We are all conscious of the need to eat healthily these days, but many people fail to do so due to low income and lifestyle issues. In many cities, fast foods are offered at competitive prices and are preferred by families for their convenience: the classic situation of ‘food poverty’.

By contrast, a well-balanced diet of fruit, vegetables, pulses and some meat is vitally important for long-term human health. The rural landscape will also benefit from such consumption. This is because farms with a ‘mixed’ (livestock and crops) management have the most viable future across most parts of Britain - except the uplands and other mountainous regions.

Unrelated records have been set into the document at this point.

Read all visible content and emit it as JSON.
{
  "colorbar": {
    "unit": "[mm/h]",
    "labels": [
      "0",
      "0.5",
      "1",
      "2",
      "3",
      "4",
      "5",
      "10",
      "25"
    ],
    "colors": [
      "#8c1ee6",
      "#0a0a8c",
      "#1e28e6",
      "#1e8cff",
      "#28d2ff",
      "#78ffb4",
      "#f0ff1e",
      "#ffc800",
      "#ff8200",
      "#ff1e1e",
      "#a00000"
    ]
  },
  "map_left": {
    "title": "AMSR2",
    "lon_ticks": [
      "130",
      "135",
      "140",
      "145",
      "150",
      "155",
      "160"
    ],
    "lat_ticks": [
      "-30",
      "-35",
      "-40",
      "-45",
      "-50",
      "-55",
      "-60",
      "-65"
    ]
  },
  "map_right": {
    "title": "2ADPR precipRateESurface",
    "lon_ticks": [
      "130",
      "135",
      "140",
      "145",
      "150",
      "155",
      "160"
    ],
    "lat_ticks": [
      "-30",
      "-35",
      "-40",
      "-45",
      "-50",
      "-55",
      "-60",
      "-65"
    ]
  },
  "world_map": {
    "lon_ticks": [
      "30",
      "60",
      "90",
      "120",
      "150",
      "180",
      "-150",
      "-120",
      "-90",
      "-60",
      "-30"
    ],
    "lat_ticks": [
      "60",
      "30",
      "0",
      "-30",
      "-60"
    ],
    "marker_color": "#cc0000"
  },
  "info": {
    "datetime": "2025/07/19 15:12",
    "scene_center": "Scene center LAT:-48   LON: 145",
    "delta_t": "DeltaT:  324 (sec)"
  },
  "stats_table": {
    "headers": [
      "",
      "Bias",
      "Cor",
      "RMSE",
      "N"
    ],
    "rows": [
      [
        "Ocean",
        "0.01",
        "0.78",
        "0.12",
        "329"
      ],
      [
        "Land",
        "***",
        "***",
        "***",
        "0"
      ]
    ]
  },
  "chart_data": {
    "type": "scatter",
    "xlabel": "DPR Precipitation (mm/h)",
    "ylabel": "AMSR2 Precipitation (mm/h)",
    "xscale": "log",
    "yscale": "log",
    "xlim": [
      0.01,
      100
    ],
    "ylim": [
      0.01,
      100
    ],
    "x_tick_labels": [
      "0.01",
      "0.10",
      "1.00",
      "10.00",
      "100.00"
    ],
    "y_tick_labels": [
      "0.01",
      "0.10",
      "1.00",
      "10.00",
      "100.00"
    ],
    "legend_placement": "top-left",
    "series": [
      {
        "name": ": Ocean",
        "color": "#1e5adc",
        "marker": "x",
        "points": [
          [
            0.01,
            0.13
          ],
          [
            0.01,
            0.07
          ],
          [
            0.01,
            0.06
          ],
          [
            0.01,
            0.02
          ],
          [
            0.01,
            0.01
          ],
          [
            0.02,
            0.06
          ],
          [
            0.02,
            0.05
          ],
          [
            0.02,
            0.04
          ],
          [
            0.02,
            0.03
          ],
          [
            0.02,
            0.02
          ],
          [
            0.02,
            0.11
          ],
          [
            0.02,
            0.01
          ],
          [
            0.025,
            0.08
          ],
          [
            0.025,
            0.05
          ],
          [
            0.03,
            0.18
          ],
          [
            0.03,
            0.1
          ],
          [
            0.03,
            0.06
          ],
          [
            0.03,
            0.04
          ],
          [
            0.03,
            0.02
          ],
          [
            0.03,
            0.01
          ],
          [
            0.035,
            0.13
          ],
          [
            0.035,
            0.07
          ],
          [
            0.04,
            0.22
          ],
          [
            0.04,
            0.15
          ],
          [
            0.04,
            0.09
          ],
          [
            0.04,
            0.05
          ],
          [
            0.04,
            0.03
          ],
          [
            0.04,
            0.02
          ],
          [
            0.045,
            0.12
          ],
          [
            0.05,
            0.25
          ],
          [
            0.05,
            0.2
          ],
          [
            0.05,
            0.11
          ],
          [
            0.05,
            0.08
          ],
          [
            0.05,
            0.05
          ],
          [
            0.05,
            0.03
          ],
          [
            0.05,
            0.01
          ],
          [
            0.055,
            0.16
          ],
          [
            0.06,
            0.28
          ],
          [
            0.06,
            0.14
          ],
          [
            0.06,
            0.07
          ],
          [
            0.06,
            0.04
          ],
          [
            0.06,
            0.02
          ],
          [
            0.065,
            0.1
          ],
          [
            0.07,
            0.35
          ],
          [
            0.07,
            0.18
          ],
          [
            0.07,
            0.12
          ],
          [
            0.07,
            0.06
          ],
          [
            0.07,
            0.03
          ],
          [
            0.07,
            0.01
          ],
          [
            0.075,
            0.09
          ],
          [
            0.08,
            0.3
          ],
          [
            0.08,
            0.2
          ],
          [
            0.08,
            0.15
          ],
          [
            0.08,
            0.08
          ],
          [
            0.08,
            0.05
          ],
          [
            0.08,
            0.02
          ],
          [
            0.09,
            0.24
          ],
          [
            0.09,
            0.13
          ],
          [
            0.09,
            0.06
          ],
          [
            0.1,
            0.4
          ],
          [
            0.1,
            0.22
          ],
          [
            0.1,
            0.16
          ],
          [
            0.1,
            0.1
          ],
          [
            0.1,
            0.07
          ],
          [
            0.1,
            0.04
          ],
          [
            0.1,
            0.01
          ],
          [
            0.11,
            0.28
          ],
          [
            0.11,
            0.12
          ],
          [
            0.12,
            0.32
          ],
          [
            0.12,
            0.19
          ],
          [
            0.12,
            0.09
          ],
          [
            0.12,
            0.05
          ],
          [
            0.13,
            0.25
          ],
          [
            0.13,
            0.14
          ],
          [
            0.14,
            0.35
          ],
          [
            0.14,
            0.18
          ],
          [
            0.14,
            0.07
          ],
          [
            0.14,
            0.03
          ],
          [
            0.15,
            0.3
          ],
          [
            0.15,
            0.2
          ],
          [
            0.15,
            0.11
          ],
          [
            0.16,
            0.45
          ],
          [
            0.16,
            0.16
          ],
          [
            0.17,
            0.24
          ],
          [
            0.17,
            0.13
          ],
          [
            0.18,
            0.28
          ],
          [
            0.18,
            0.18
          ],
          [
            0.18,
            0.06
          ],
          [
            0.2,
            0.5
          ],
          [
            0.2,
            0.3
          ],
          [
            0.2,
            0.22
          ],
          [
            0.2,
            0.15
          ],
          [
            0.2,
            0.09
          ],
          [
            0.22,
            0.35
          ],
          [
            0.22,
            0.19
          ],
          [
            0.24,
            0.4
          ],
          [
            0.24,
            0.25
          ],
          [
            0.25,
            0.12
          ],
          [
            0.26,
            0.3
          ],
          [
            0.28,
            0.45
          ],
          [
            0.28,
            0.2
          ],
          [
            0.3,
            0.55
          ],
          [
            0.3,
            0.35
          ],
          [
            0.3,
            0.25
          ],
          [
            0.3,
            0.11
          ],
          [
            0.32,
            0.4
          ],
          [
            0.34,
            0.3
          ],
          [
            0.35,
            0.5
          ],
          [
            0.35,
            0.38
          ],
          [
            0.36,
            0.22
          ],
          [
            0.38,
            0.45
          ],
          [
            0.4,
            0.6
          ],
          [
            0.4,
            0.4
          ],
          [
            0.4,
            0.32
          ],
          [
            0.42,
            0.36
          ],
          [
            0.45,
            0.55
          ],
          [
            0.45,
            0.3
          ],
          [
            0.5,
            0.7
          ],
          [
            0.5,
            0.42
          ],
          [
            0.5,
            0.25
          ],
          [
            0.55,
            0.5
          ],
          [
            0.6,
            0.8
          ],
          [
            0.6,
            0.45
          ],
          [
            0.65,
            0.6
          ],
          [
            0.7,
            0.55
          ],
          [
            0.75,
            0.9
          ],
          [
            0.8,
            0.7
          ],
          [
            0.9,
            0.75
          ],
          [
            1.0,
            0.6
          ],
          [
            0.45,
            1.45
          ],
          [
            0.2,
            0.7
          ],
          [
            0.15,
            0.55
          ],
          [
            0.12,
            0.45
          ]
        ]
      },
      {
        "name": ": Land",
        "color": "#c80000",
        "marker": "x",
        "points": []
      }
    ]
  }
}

Dr Chris Atkinson - East Malling Research

Eating a balanced mixture of fruit, vegetables, starchy products and meat is key to human health with the promotion of initiatives like 5 A DAY encouraging healthier diets. This resurgence of understanding the benefits derived from eating seasonal and locally produced food fits well into consumer desires. At East Malling Research we are aware that differences in regional landscapes and resource availability, for example rainfall and water availability, will need to be exploited if we are to maximise sustainable yields and this will create regional differences in the UK food-production landscape.

Charles Tassell - Ex-chair, NFU Kent

Healthy eating encourages diverse cropping in our countryside, restoring the landscape patchwork. By consumers choosing locally produced, seasonal food, farmers are encouraged to produce wider ranges of crops. This helps to increase biodiversity because multi-cropping - involving spreading, sowing and harvesting operations - benefits wildlife.